We can see the first fraction is missing a factor of cos(x) on the bottom...and we can see that the second fraction is missing a factor of 1 + sin(x) so we can work with that...

\[\large \frac{cos(x)}{cos(x)} \times \frac{cos(x)}{1 + sin(x)} + \frac{1 + sin(x)}{1 + sin(x)} \times \frac{1 + sin(x)}{cos(x)} = 2sec(x)\]

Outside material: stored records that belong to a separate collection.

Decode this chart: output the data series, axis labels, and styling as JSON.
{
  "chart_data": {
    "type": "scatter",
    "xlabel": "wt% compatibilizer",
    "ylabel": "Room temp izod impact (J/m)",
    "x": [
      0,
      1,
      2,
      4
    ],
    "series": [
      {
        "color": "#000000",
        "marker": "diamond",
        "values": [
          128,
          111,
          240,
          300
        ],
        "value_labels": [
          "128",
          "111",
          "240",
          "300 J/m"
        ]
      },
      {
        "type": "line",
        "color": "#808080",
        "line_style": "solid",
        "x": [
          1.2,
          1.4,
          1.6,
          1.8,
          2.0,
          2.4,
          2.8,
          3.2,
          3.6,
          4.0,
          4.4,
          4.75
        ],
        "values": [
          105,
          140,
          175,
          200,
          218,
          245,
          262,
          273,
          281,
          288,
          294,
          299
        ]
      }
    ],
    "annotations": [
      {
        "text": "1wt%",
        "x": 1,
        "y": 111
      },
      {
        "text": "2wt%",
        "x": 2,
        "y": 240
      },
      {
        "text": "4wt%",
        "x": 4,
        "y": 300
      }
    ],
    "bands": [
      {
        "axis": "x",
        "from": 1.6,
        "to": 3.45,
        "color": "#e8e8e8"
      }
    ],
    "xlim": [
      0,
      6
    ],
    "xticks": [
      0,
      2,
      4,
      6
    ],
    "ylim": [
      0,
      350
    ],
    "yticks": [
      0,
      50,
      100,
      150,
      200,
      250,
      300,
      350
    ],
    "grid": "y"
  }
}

And simplify that down a bit

\[\large \frac{cos^2(x)}{(1 + sin(x))cos(x)} + \frac{(1 + sin(x))^2}{(1 + sin(x))cos(x)} = 2sec(x)\]

Now lets put them over the common denominator

\[\large \frac{cos^2(x) + (1 + sin(x))^2}{(1 + sin(x))cos(x)} = 2sec(x)\]

Now...what can we replace \(\large cos^2(x)\) with?